For the same reason, select() works very unreliably on SSL sockets, because it
uses the underlying file descriptor/socket to check for incoming bytes. You
may (and I did) run into the situation where you get a couple of bytes on the
socket, but not enough to create input into the SSL buffer. So, select() would
return, but the read from the SSL socket would block.
Hope this helps.
Misa
From agaffney at gentoo.org Mon Jun 19 06:54:28 2006
From: agaffney at gentoo.org (Andrew Gaffney)
Date: Sun, 18 Jun 2006 23:54:28 -0500
Subject: [pyOpenSSL] pyopenssl and xmlrpclib
In-Reply-To: <20060619042559.GA8251@abulafia.devel.redhat.com>
References: <4491794E.90405@gentoo.org>
<1150425008.2506.5.camel@localhost.localdomain>
<4495A506.1000607@gentoo.org> <4495EA69.2020405@gentoo.org>
<4495EEB1.6020008@gentoo.org>
<20060619042559.GA8251@abulafia.devel.redhat.com>
Message-ID: <44962E04.2080804@gentoo.org>
Mihai Ibanescu wrote:
> On Sun, Jun 18, 2006 at 07:24:17PM -0500, Andrew Gaffney wrote:
>> Andrew Gaffney wrote:
>>
>> Okay, I finally have it "working". My above statement was actually wrong. It
>> looks like HTTPResponse *does* use makefile(), but HTTPConnection does *not*.
>> So, it calls close() which decrements the counter without ever calling
>> makefile() which increments the counter. The way I made it "work" was by
>> commenting all the calls to .close() and .shutdown(). This is technically
>> "wrong", but it gets around the faulty close_refcount logic. Can anyone suggest
>> a better way to do this?
>
> The history behind that counter is (but this is all based on memory):
> When the response object is created, httplib.HTTPConnection will use
> makefile() to dup() the file descriptor it passes down to the HTTPResponse
> object. This allows the code to be much cleaner, you can now close the main
> connection object and just keep reading from the response one.
>
> The problem with SSL is, it's not exposing real sockets. As such, there is no
> dup() that works. The only way to achieve the same functionality is to play
> the tricky counter thingie to keep the file descriptor open even after you
> close the HTTPConnection. So, makefile() should increment the counter, and
> close() should keep decrementing it (and do nothing else) until you hit zero,
> at which point it should close the SSL connection.

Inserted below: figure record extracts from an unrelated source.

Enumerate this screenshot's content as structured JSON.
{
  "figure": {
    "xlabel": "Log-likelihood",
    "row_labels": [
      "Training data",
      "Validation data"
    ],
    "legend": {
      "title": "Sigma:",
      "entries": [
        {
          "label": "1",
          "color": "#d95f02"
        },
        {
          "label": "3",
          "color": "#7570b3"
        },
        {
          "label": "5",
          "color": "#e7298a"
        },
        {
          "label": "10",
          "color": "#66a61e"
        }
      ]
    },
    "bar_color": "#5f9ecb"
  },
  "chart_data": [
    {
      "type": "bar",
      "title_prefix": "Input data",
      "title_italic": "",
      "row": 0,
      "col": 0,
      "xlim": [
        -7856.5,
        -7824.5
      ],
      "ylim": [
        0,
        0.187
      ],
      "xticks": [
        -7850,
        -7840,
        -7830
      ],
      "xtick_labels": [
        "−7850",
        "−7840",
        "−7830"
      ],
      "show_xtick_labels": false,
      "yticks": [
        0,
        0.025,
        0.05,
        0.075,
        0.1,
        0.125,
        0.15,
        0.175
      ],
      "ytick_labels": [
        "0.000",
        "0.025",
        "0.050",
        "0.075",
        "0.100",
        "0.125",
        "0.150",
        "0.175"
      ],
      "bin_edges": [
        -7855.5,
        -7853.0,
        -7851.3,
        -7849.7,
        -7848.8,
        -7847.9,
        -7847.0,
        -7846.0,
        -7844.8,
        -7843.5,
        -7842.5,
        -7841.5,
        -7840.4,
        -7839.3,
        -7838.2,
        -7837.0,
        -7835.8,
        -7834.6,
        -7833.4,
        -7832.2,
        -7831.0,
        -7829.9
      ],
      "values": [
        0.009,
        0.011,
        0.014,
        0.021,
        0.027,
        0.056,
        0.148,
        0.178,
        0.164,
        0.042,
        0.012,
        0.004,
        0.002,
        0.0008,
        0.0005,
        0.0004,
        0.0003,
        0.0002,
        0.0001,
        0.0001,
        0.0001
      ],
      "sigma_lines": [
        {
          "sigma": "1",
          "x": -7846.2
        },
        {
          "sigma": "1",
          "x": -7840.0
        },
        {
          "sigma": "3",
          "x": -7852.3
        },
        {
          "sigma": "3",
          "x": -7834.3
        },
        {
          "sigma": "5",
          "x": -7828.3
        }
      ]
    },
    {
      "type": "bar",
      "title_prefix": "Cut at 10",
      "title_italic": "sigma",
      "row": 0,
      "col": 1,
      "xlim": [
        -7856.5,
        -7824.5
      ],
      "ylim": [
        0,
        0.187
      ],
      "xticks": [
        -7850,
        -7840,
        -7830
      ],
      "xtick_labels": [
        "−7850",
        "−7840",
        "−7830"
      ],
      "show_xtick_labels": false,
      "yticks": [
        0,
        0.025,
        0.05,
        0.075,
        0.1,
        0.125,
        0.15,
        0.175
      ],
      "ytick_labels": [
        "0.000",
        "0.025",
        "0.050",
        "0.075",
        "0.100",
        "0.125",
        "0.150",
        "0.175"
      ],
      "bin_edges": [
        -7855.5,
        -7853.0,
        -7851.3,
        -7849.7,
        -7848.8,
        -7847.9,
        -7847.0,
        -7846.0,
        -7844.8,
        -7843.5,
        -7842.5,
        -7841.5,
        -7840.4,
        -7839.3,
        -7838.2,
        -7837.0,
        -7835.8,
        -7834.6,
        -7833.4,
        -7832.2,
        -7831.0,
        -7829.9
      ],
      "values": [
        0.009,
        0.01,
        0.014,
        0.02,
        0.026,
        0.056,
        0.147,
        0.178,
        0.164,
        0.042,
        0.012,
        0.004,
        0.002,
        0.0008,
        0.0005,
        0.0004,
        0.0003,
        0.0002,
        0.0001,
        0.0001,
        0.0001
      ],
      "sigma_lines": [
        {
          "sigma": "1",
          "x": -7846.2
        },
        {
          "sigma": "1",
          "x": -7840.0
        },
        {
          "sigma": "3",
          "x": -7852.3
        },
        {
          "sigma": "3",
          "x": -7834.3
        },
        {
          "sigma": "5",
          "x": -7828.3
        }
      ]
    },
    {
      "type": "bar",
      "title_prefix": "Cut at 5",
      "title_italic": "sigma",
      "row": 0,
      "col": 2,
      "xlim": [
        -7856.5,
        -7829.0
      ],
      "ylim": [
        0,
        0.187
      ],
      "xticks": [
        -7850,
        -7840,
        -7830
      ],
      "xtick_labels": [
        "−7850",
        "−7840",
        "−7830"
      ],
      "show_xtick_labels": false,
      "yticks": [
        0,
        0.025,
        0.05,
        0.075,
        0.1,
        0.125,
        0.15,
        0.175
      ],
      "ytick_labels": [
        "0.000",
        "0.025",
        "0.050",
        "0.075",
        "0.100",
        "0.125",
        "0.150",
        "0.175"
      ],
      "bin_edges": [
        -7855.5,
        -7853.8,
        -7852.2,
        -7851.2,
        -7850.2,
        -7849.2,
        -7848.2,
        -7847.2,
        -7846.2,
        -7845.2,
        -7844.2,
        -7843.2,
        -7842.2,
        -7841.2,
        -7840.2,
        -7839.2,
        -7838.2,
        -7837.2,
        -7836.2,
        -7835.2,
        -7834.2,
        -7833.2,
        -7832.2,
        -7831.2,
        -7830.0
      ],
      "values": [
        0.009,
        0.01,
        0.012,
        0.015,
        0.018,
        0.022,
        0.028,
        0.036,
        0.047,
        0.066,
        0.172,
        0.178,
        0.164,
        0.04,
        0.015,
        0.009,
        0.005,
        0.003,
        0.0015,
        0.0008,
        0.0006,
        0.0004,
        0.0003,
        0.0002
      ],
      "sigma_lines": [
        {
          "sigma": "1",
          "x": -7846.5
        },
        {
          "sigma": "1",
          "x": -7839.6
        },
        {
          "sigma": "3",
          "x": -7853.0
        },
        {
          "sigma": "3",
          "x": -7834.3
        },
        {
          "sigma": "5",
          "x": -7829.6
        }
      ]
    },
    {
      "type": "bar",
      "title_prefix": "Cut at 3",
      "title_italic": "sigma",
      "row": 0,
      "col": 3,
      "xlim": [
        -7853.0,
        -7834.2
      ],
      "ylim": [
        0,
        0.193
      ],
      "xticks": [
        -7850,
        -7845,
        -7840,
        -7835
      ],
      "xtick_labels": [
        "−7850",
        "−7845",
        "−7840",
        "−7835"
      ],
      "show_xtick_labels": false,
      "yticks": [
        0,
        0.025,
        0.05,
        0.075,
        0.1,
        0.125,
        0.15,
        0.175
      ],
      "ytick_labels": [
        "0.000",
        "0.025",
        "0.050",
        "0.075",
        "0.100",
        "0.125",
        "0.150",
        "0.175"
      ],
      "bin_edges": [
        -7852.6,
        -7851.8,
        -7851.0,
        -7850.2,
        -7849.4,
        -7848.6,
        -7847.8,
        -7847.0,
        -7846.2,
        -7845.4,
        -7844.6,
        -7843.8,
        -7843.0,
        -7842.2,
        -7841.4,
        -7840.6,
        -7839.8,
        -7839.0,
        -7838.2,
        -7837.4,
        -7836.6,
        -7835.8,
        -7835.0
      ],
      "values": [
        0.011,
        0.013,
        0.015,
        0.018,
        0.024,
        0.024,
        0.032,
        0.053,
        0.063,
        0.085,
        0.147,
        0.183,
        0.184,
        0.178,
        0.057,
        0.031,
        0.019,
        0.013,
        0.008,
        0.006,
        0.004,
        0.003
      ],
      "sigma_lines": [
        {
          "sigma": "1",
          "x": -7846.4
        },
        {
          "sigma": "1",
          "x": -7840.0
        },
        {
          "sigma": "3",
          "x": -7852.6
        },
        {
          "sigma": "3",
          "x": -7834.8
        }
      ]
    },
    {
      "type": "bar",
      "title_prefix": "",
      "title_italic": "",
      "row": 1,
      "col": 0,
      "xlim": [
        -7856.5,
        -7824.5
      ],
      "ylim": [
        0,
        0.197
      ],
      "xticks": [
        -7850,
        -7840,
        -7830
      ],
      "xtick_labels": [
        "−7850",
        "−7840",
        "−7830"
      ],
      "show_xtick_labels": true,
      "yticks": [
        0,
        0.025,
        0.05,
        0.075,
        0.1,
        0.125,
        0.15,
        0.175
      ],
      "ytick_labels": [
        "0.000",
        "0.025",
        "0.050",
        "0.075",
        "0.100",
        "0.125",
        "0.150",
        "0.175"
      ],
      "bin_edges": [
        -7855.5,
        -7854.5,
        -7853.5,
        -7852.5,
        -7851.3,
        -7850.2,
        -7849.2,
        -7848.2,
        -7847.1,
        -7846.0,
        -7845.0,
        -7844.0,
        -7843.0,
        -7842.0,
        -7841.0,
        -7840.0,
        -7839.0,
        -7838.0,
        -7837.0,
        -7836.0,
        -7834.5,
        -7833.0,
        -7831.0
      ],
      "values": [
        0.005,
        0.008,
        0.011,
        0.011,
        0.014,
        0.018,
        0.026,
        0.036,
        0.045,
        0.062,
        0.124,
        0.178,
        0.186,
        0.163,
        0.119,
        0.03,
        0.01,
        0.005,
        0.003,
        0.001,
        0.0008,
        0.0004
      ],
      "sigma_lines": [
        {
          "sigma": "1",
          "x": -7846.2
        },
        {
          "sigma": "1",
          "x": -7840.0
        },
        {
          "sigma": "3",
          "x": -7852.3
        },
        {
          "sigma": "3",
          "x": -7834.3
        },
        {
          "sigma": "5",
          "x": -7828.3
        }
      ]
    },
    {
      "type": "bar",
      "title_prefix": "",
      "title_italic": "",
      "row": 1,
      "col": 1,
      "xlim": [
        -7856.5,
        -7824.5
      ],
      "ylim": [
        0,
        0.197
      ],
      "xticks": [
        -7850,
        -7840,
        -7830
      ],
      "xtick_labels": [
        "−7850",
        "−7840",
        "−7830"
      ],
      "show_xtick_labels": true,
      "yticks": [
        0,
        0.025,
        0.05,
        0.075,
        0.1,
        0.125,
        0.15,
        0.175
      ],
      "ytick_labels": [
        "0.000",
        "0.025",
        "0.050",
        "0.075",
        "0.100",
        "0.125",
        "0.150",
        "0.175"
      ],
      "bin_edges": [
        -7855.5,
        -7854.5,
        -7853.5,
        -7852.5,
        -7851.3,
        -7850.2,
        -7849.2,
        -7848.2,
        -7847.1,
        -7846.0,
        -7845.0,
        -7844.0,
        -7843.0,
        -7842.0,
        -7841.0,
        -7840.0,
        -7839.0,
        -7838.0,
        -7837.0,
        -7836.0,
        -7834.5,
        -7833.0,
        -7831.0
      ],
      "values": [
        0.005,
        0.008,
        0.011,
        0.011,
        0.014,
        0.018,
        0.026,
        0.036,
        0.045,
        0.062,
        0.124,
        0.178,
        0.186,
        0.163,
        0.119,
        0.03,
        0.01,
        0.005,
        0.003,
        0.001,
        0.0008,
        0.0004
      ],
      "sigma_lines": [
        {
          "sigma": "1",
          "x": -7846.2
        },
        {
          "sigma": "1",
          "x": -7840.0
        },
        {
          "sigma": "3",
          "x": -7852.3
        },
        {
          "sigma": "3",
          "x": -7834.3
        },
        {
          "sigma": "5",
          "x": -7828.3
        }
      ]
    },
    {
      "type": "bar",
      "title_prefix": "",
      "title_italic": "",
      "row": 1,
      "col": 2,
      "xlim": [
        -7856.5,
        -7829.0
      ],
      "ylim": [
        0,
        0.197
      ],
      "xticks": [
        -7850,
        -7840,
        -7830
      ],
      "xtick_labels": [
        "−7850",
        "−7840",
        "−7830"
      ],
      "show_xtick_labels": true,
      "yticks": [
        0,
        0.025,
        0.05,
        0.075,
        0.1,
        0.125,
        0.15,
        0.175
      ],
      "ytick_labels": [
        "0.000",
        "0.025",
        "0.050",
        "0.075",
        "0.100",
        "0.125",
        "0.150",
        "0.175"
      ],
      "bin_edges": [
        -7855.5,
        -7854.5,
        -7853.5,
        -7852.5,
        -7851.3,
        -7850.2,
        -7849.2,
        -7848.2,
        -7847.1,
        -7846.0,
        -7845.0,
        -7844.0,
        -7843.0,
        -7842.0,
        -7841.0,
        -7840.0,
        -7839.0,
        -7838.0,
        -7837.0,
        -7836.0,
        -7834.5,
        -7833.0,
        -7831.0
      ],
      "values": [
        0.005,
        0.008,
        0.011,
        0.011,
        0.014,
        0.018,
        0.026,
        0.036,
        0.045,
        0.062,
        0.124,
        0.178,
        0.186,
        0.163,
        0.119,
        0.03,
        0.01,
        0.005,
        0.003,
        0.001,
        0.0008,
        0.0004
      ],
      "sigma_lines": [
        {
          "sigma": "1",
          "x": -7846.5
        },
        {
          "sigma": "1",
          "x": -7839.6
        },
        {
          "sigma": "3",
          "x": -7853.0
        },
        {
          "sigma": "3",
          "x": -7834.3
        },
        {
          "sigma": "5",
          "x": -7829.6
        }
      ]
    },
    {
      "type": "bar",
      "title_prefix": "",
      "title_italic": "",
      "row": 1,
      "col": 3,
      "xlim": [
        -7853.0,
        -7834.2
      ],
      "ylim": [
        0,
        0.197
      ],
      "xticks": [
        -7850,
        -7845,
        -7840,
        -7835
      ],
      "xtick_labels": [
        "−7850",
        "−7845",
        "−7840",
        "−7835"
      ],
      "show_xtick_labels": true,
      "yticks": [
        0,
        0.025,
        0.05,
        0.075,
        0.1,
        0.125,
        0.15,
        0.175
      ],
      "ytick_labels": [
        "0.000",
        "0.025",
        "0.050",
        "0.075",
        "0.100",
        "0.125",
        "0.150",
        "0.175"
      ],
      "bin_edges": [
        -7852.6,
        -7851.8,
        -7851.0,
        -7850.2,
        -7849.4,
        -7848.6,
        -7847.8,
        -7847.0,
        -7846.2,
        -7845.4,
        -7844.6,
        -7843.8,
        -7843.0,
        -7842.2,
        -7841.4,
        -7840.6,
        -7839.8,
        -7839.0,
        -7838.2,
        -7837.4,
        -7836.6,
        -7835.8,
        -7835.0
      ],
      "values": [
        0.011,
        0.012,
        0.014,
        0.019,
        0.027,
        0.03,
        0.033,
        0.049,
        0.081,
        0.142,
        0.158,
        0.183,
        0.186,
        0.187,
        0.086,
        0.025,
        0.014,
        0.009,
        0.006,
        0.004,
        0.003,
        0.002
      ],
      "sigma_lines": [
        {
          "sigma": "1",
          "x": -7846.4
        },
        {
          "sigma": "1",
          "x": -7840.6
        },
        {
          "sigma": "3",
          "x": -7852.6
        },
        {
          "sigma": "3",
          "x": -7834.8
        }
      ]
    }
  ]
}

I completely understand the reason for the counter and the logic behind it. It's
just that it doesn't quite work as advertised :)
> For the same reason, select() works very unreliably on SSL sockets, because it
> uses the underlying file descriptor/socket to check for incoming bytes. You
> may (and I did) run into the situation where you get a couple of bytes on the
> socket, but not enough to create input into the SSL buffer. So, select() would
> return, but the read from the SSL socket would block.
I've removed all the select() and timeout stuff in my local code, since I don't
really care if it blocks (unlikely anyway with small xmlrpc requests).